Caught wearing a hat, not hiding behind it
April 26, 1956: After frustrating news photographers by hiding behind his trademark hat, L. Ewing Scott was captured behind bars with a miniature camera, which Scott had failed to notice, held by Times staff photographer Howard Maxwell.
In May 1955, Scott’s wife, Evelyn Throsby Scott, went missing. In March 1956, Evelyn’s brother Raymond Throsby filed a police report on her disappearance. On April 25, 1956, Los Angeles police arrested Scott on theft charges. He was accused of looting Evelyn’s bank accounts.
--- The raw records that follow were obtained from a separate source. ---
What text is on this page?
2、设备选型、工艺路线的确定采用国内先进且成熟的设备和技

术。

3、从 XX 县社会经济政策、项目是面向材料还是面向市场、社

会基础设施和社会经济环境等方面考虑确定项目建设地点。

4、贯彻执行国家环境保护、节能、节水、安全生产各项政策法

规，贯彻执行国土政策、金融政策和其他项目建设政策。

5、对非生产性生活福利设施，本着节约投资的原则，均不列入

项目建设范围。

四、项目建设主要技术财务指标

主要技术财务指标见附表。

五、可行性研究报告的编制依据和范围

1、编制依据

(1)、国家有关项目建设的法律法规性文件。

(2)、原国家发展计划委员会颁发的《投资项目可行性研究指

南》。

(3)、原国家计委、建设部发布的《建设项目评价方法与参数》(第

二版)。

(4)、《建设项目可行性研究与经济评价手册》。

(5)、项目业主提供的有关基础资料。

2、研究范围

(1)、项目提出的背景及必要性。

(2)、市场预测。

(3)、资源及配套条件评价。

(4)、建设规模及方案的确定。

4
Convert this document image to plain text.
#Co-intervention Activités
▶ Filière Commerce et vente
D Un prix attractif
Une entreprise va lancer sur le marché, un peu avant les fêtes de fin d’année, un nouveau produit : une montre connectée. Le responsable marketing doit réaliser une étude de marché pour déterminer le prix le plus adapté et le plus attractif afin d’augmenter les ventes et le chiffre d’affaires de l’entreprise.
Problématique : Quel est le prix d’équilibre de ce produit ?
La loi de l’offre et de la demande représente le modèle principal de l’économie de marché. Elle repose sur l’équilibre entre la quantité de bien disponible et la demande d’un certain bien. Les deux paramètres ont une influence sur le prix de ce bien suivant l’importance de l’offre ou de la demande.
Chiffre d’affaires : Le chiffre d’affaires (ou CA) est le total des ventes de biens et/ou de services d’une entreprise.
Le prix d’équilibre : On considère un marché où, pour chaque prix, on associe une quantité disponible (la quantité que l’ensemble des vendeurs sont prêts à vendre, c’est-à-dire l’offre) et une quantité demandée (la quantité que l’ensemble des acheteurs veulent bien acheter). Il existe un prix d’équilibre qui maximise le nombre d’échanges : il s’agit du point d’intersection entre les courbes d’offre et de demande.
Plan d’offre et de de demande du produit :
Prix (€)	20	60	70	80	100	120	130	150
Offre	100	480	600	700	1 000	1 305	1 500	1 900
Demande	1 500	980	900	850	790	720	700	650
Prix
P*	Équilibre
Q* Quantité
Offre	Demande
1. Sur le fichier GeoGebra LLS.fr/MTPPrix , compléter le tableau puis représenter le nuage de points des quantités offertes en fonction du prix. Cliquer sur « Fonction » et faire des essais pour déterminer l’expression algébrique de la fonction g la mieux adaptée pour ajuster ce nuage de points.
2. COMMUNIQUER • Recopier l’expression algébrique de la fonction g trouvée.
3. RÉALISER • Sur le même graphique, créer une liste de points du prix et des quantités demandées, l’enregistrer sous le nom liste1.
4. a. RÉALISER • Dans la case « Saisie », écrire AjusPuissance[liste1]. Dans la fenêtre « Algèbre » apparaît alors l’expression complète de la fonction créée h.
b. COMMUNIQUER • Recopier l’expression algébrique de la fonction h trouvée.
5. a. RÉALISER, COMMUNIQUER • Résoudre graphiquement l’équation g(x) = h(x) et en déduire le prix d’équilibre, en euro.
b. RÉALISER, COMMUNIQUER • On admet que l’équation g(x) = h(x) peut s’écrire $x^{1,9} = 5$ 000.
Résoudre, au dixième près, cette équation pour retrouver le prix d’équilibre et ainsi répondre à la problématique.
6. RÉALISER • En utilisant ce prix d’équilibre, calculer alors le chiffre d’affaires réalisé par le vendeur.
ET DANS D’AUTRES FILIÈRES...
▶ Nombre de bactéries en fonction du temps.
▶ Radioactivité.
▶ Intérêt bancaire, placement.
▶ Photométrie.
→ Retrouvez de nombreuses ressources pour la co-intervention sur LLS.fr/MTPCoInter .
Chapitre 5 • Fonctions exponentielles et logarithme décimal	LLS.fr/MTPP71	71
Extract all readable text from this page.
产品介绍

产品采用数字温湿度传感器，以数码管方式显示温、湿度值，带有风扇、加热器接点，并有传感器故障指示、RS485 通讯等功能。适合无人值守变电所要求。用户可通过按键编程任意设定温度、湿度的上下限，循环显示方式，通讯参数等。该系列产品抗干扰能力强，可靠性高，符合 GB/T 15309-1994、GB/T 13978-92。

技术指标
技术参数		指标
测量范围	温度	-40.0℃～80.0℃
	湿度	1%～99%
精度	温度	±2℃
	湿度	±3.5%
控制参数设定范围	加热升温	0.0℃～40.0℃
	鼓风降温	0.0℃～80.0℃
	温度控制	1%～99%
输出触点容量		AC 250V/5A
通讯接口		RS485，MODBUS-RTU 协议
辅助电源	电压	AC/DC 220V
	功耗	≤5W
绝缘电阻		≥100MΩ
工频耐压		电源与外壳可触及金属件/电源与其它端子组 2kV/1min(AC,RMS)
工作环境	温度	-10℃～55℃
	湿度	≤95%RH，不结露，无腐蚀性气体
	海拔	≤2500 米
Scott hid behind his famous hat, photo below, frustrating the 4-by-5 Speed Graphic news photographers. The next day, Maxwell, carrying a smaller camera, was able to get this candid image of Scott behind bars.
The photo of Scott hiding behind his hat was published on Page One of the April 26, 1956, Los Angeles Times. Maxwell’s image of Scott was published on Page 2 of the April 27 paper.
Scott was convicted in 1959 of murdering his wife. It was the first murder conviction in U.S. history in which the victim’s body was never located.
After his death in 1987, the Los Angeles Times published this article on L. Ewing Scott: “Body of Crime.”
Not known is the type of “candid” camera Maxwell used. The quality of the print in the L.A. Times library makes me suspect he used a 120-millimeter film camera — still a much smaller camera compared with the standard Speed Graphic.
April 25, 1956: L. Ewing Scott shields his face from photographers with his hat as he is taken into custody outside of the grand jury room after he refused to testify in his wife’s disappearance. Lt. Arthur G. Hertel, left, escorts Scott, who was booked into the West Los Angeles Police Station on suspicion of grand theft. Credit: Los Angeles Times.